Lunch is arguably the hardest meal to plan for. Leftovers? Sandwich? Salad? Smoothie? Snack on anything nearby until dinner? But what to snack on? Does the handful of Goldfish crackers that my child left on the counter from breakfast count? Oftentimes we overlook how we can sneak in a healthy lunch, so we’ve combined a few of our go-to’s that pack a punch.
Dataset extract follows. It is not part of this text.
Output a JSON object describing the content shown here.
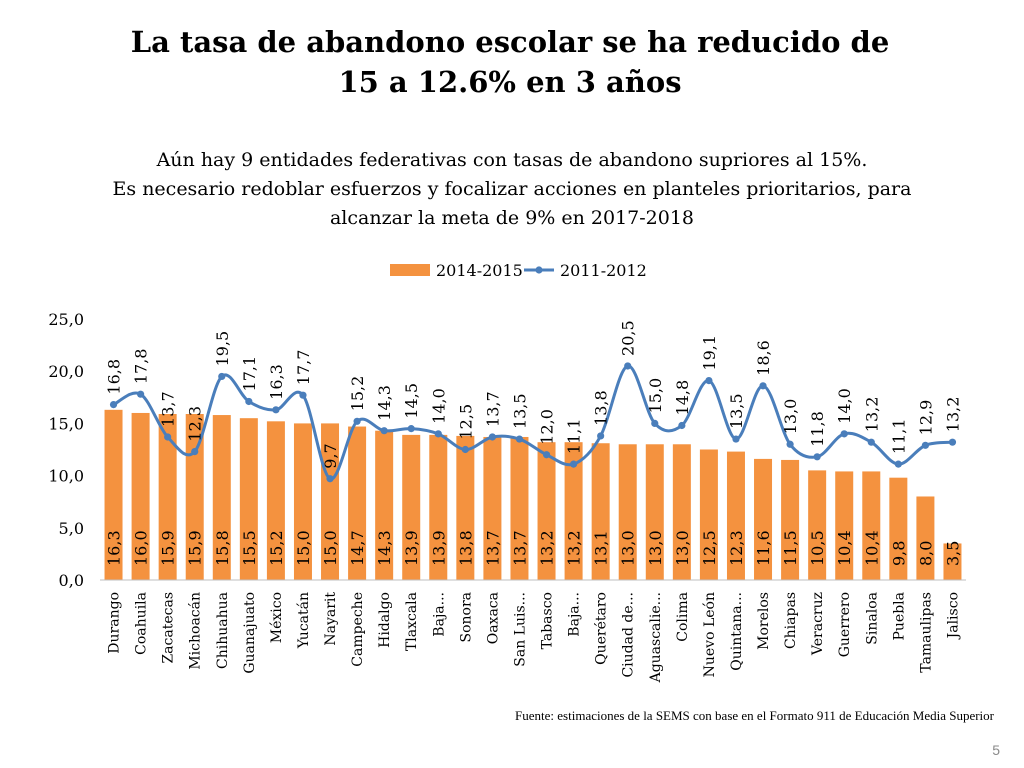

Recipe: Quick Italian Chicken Sandwiches
2 lbs cooked chicken Canned or shredded chicken 4 oz cream cheese Olive Garden Italian dressing Parmesan cheese Buns of choice
Mix the first 4 ingredients together in a casserole dish. Bake at 350 degrees F for 20-25 minutes until mixture is hot and bubbly. Ensure all ingredients are mixed together. Serve on buns.
Recipe: Chicken Salad
Base: 2 lbs cooked chicken ¼ of a green pepper, chopped 1 stalk celery, diced 2 green onions, diced ½ lb red grapes (more or less to preference) Mix the above in large bowl and set aside. Dressing: 7 oz mayo 1 teaspoon yellow mustard Splash of lemon juice
Whisk together and stir into the chicken mixture. Serve over a bed of spinach, delicious with candied almonds sprinkled on top and crusty bread on the side.
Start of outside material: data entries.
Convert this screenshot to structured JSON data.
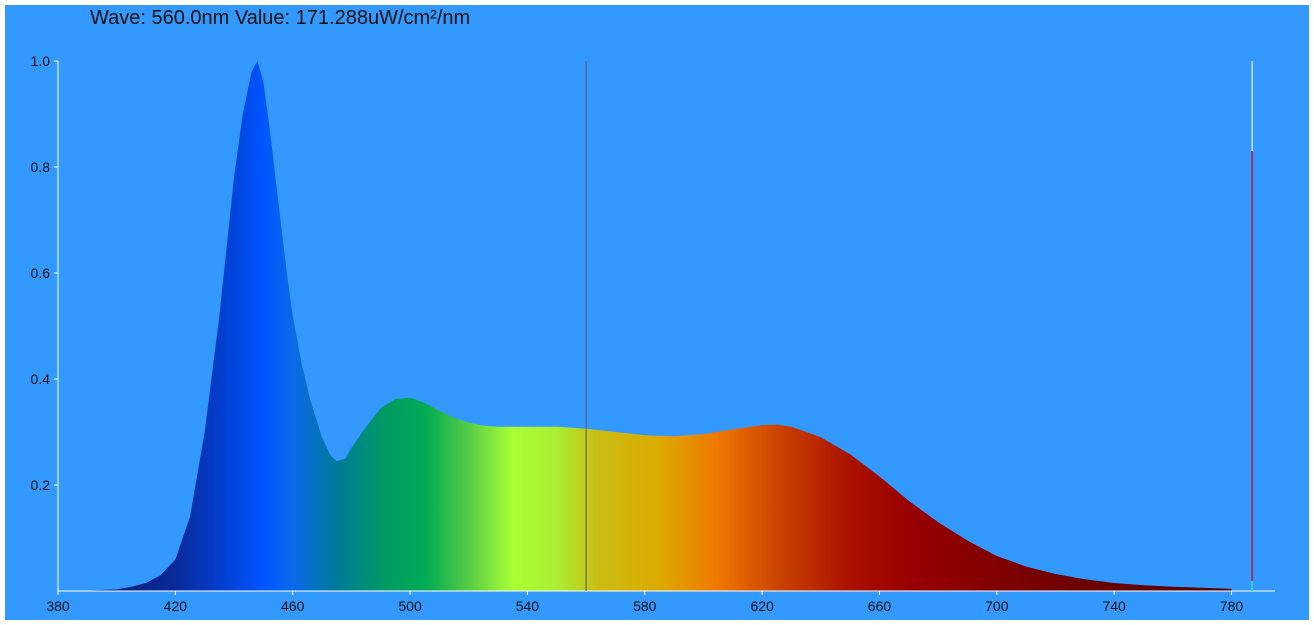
{
  "readout": {
    "text": "Wave: 560.0nm Value: 171.288uW/cm²/nm"
  },
  "chart_data": {
    "type": "area",
    "title": "",
    "xlabel": "",
    "ylabel": "",
    "xlim": [
      380,
      788
    ],
    "ylim": [
      0,
      1.0
    ],
    "x_ticks": [
      380,
      420,
      460,
      500,
      540,
      580,
      620,
      660,
      700,
      740,
      780
    ],
    "x_tick_labels": [
      "380",
      "420",
      "460",
      "500",
      "540",
      "580",
      "620",
      "660",
      "700",
      "740",
      "780"
    ],
    "y_ticks": [
      0.2,
      0.4,
      0.6,
      0.8,
      1.0
    ],
    "y_tick_labels": [
      "0.2",
      "0.4",
      "0.6",
      "0.8",
      "1.0"
    ],
    "grid": false,
    "cursor_wavelength": 560,
    "side_marker_wavelength": 787,
    "side_marker_level": 0.83,
    "colors": {
      "background": "#3399ff",
      "axis": "#ffffff",
      "cursor": "#555555",
      "side_marker": "#993366"
    },
    "series": [
      {
        "x": [
          380,
          390,
          400,
          405,
          410,
          415,
          420,
          425,
          430,
          435,
          440,
          443,
          446,
          448,
          450,
          452,
          455,
          458,
          460,
          463,
          466,
          470,
          473,
          475,
          478,
          480,
          485,
          490,
          495,
          500,
          505,
          510,
          515,
          520,
          525,
          530,
          540,
          550,
          560,
          570,
          580,
          590,
          600,
          610,
          620,
          625,
          630,
          640,
          650,
          660,
          670,
          680,
          690,
          700,
          710,
          720,
          730,
          740,
          750,
          760,
          770,
          780
        ],
        "y": [
          0.0,
          0.001,
          0.003,
          0.008,
          0.015,
          0.03,
          0.06,
          0.14,
          0.3,
          0.52,
          0.78,
          0.9,
          0.98,
          1.0,
          0.96,
          0.88,
          0.74,
          0.6,
          0.52,
          0.43,
          0.36,
          0.29,
          0.255,
          0.245,
          0.25,
          0.27,
          0.31,
          0.345,
          0.362,
          0.365,
          0.355,
          0.34,
          0.327,
          0.318,
          0.312,
          0.31,
          0.31,
          0.31,
          0.306,
          0.3,
          0.294,
          0.292,
          0.296,
          0.305,
          0.313,
          0.314,
          0.31,
          0.29,
          0.258,
          0.216,
          0.17,
          0.13,
          0.095,
          0.066,
          0.046,
          0.032,
          0.022,
          0.015,
          0.011,
          0.008,
          0.006,
          0.004
        ]
      }
    ]
  }
}
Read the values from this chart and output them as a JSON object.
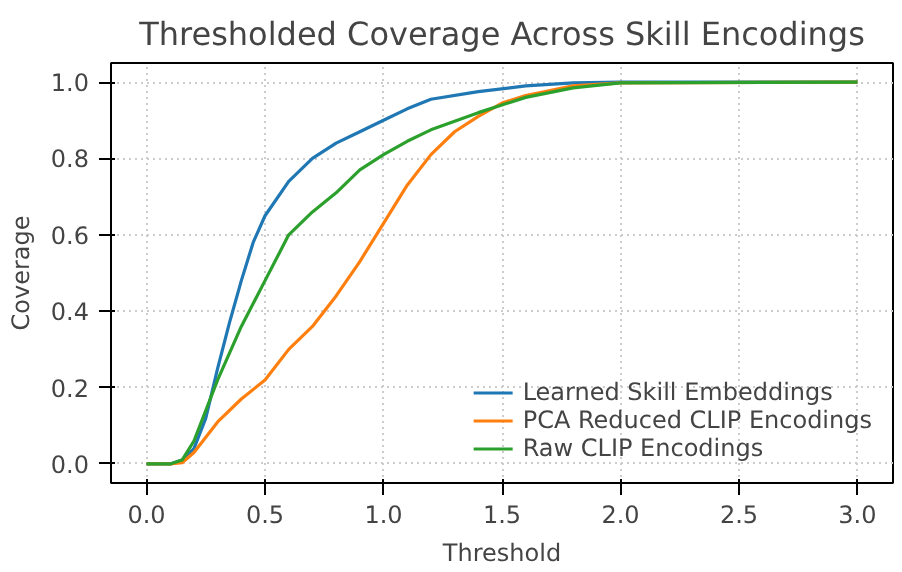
{
  "chart_data": {
    "type": "line",
    "title": "Thresholded Coverage Across Skill Encodings",
    "xlabel": "Threshold",
    "ylabel": "Coverage",
    "xlim": [
      -0.15,
      3.15
    ],
    "ylim": [
      -0.05,
      1.05
    ],
    "xticks": [
      {
        "value": 0,
        "label": "0.0"
      },
      0.5,
      {
        "value": 1,
        "label": "1.0"
      },
      1.5,
      {
        "value": 2,
        "label": "2.0"
      },
      2.5,
      {
        "value": 3,
        "label": "3.0"
      }
    ],
    "yticks": [
      {
        "value": 0,
        "label": "0.0"
      },
      0.2,
      0.4,
      0.6,
      0.8,
      {
        "value": 1,
        "label": "1.0"
      }
    ],
    "grid": true,
    "legend": "bottom right",
    "line_style": "solid",
    "series": [
      {
        "name": "Learned Skill Embeddings",
        "color": "#1f77b4",
        "x": [
          0,
          0.1,
          0.15,
          0.2,
          0.25,
          0.3,
          0.35,
          0.4,
          0.45,
          0.5,
          0.6,
          0.7,
          0.8,
          0.9,
          1.0,
          1.1,
          1.2,
          1.4,
          1.6,
          1.8,
          2.0,
          3.0
        ],
        "values": [
          0,
          0,
          0.01,
          0.04,
          0.12,
          0.25,
          0.37,
          0.48,
          0.58,
          0.65,
          0.74,
          0.8,
          0.84,
          0.87,
          0.9,
          0.93,
          0.955,
          0.975,
          0.99,
          0.998,
          1,
          1
        ]
      },
      {
        "name": "PCA Reduced CLIP Encodings",
        "color": "#ff7f0e",
        "x": [
          0,
          0.1,
          0.15,
          0.2,
          0.25,
          0.3,
          0.4,
          0.5,
          0.6,
          0.7,
          0.8,
          0.9,
          1.0,
          1.1,
          1.2,
          1.3,
          1.4,
          1.5,
          1.6,
          1.8,
          2.0,
          3.0
        ],
        "values": [
          0,
          0,
          0.003,
          0.03,
          0.07,
          0.11,
          0.17,
          0.22,
          0.3,
          0.36,
          0.44,
          0.53,
          0.63,
          0.73,
          0.81,
          0.87,
          0.91,
          0.945,
          0.965,
          0.99,
          0.998,
          1
        ]
      },
      {
        "name": "Raw CLIP Encodings",
        "color": "#2ca02c",
        "x": [
          0,
          0.1,
          0.15,
          0.2,
          0.3,
          0.4,
          0.5,
          0.6,
          0.7,
          0.8,
          0.9,
          1.0,
          1.1,
          1.2,
          1.4,
          1.6,
          1.8,
          2.0,
          3.0
        ],
        "values": [
          0,
          0,
          0.01,
          0.06,
          0.22,
          0.36,
          0.48,
          0.6,
          0.66,
          0.71,
          0.77,
          0.81,
          0.845,
          0.875,
          0.92,
          0.96,
          0.985,
          0.998,
          1
        ]
      }
    ]
  }
}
Recipe: Cherry Chicken Pasta Salad
Pasta Salad: ½ lb gemelli pasta noodles ½ cup celery, chopped ¾ cup shredded chicken ½ cup walnuts, chopped ½ cup dried cherries Dressing: ½ cup light mayonnaise ¼ cup apple cider vinegar 1 teaspoon onion salt ½ teaspoon garlic powder 1 teaspoon ground mustard 5 tablespoons sugar ½ teaspoon salt ½ tablespoon poppy seeds
In a large bowl, combine all of the pasta salad ingredients. In a separate smaller bowl, mix together all of the dressing ingredients. When ready to serve, pour the dressing on the pasta salad and mix well.*
*If you want to prep this salad ahead of time, keep the dressing separate until ready to serve.
Recipe: Snack Packs for Lunch
Quick and easy options for protein-packed bento boxes!
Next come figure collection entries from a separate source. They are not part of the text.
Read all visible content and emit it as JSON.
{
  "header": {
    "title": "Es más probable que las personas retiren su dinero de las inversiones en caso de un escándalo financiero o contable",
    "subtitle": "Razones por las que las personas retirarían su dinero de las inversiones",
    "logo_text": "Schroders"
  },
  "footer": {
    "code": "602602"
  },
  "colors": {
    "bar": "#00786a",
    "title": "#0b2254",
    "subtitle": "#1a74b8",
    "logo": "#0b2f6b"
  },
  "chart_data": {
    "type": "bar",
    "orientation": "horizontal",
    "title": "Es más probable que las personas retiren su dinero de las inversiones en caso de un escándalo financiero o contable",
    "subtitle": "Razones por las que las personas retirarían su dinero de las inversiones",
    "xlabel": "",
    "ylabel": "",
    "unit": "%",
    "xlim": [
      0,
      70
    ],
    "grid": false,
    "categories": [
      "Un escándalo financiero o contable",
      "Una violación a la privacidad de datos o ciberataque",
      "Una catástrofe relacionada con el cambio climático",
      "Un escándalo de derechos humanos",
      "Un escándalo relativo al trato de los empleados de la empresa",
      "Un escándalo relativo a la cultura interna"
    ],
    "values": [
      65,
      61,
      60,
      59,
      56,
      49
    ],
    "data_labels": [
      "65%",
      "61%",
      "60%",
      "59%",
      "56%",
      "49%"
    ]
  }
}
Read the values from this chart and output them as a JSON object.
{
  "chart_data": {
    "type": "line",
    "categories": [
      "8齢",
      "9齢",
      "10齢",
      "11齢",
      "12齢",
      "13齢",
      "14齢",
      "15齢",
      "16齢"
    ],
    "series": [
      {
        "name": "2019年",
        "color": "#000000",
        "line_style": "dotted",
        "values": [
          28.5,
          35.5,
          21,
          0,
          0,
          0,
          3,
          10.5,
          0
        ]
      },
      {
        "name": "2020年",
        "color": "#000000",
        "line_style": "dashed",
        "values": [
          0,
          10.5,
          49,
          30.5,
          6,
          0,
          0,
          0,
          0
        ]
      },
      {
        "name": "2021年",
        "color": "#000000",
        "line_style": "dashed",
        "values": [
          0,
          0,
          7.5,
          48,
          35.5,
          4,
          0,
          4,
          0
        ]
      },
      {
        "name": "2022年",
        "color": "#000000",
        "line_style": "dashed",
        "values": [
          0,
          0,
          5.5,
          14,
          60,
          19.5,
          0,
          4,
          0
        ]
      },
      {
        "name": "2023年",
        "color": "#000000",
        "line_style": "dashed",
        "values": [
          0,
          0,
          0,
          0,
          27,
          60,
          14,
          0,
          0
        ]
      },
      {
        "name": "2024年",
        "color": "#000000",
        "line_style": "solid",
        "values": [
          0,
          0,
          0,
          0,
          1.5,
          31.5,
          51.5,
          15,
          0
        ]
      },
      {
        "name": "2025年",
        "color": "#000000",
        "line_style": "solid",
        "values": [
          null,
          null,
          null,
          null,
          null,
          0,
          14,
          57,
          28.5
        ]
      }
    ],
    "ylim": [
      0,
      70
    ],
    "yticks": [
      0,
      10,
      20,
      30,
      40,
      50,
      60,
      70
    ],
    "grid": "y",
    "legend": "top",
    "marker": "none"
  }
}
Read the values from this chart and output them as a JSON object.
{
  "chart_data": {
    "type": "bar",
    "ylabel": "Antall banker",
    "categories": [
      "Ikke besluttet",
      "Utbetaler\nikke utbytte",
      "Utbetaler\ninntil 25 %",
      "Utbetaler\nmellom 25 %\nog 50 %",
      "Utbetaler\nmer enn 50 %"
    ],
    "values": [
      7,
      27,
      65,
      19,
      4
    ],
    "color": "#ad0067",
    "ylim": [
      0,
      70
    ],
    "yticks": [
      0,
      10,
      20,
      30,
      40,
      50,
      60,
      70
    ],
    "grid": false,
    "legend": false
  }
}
Choose 1 or 2 items from each number for a quick lunch for adults or kids: 1. Beef sticks, pepperoni, shredded chicken, ham, turkey 2. Cheese sticks, cheese cubes, cheese slices 3. Whole wheat crackers, almonds, pitas, walnuts, pretzels, Cheez-Its or other snack crackers 4. Yogurt, hummus, peanut butter, ranch 5. Carrot sticks, snap peas, pepper slices 6. Blueberries, raspberries, strawberries, orange slices or apple slices
Recipe: White Bean and Tuna Salad
Base: Two 5 oz cans of tuna One 14 oz can of great northern beans Half of a small red onion, finely chopped 1 tablespoon of olive oil 1 tablespoon of dried parsley 1 tablespoon of lemon juice 1 tablespoon of capers
Drain the tuna and beans and put them in a mixing bowl. Add the rest of the ingredients and lightly mash the beans while mixing. Serve on crackers or with crudité.